Your students will develop the habit after a couple months of being able to tune your voice out completely at times. It is quite a talent to do this and they probably did it with their parents’ voice first. Don’t take it personally. You just need to up your game! You could jump up and down on your desk as you make important points about each lesson, but this will tire you out quickly. Plus, there is probably a good risk of injury. Instead, turn to YouTube and let someone else take over the teaching for a short amount of time. I am not talking about a 30-minute video since they will tune that out as well. Just find a video that corresponds directly with what you are trying to teach and have it be no longer than 15 minutes, ideally around 5 minutes.

There Are Risks

Playing a YouTube video for your class does come with a bit of risk. You can’t just choose at random a video that looks like it will go along with your lesson and then play it instantly for the class. If you would like to keep your job, you must do some planning ahead.
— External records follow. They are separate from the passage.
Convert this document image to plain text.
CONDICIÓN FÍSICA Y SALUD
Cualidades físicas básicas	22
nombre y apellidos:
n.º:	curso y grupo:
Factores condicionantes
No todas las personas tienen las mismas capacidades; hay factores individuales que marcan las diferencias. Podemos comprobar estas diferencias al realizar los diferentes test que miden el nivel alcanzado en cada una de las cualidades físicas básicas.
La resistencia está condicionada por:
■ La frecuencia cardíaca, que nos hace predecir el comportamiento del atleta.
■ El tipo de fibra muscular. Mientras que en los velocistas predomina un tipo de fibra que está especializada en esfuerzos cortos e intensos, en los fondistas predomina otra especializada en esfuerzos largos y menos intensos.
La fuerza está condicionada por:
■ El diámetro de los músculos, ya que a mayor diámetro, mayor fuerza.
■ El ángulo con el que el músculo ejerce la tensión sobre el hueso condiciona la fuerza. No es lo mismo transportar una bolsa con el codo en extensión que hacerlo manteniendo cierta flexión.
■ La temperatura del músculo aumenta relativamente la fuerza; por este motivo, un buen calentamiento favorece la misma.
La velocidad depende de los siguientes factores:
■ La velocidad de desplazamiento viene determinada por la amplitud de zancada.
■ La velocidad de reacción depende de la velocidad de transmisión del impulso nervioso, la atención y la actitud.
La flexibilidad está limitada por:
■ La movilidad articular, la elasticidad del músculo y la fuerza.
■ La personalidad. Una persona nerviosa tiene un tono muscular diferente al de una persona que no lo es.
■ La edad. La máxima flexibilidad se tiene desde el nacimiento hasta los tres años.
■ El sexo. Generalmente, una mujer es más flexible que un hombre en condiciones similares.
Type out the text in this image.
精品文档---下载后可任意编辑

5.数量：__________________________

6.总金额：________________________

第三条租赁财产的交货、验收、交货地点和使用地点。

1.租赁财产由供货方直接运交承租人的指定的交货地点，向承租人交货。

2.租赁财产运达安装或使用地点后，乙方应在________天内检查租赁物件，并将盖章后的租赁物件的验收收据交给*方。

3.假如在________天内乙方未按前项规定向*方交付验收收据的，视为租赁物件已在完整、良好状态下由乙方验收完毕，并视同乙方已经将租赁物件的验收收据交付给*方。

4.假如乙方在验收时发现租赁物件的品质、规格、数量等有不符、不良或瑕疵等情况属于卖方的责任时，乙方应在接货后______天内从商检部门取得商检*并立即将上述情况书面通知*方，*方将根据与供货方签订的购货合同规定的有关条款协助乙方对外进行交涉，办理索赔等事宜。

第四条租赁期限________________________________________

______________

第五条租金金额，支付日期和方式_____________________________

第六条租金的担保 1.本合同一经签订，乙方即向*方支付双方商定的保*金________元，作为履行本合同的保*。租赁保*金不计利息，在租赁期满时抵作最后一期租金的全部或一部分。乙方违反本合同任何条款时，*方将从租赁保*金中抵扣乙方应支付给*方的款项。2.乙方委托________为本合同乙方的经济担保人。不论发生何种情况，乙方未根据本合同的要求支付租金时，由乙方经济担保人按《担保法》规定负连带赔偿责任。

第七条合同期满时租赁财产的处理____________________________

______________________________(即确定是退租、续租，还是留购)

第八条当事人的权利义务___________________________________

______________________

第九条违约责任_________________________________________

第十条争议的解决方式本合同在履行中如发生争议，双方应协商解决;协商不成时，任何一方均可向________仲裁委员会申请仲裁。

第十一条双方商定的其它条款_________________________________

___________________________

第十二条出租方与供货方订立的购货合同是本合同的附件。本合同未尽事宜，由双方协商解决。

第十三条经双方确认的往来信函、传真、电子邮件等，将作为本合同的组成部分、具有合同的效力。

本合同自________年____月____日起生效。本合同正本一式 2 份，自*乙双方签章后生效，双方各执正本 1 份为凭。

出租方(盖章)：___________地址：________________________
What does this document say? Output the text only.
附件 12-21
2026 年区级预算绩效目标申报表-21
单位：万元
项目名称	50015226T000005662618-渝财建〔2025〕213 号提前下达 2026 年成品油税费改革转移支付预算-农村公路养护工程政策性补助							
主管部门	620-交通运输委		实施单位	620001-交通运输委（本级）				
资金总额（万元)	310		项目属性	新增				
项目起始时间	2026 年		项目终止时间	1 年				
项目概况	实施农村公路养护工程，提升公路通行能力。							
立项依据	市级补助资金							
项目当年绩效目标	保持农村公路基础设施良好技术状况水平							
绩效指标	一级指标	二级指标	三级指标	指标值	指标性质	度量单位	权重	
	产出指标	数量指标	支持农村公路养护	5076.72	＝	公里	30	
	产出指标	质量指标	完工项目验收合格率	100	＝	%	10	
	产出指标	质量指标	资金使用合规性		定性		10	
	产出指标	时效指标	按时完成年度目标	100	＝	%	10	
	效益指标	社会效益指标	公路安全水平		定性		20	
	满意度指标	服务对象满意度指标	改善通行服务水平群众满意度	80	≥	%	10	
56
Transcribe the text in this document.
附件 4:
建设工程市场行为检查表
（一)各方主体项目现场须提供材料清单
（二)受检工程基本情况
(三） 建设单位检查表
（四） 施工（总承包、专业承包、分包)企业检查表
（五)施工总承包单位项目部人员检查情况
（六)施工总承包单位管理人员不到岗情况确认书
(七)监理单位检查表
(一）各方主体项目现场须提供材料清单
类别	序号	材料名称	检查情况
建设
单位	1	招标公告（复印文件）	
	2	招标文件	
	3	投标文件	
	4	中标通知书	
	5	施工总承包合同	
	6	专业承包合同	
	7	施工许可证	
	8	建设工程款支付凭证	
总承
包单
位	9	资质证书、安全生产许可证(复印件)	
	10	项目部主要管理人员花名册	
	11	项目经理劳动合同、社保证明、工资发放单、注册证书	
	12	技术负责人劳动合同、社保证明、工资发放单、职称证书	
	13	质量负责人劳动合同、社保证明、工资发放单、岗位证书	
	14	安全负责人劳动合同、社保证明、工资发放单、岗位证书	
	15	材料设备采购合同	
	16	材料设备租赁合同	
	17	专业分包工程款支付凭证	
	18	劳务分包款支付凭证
The first rule is that you should watch the video all the way through before you even think about showing it to your students. There are so many YouTube videos out there that you believe are perfectly educational and then they throw in a few naughty words and a couple questionable pictures and then you are left explaining to your students’ parents how you let this happen.

The second rule is to never scroll down while a video is playing in front of the class as you don’t want them to see the comments section underneath the video. Many people use the comments section on YouTube as a place to act tough or swear like sailors. Even the most harmless Disney video clip could have comments underneath that would make the most grizzled mountain man blush.

The Right Video Will Capture Their Attention

YouTube is an easy place to attain a video resource for your Social Studies lesson, but you have other options as well. Teacher Tube is another place to check out and they are said to have screened their videos already so there won’t be any questionable content. But what I have noticed with Teacher Tube is that the number of videos pales in comparison to what is available on YouTube. Still, you could find a few gems over there that will go along with what you are trying to teach in Social Studies.

I feel like Social Studies is rarely the favorite subject of students coming into my class. The struggle is real. It is up to us educators to ensure that we change that in the future. As we all try to identify more with other lands, philosophies, and cultures, videos are just one more tool to create a new connection between your students and the content you love!

Ryan Crawley is an educator from Illinois with a Master’s in Reading and Literacy. Before he entered the wonderful world of education, Ryan was a journalist for about 10 years. He enjoys spending his free time with his two dogs, Flair and Smoosh.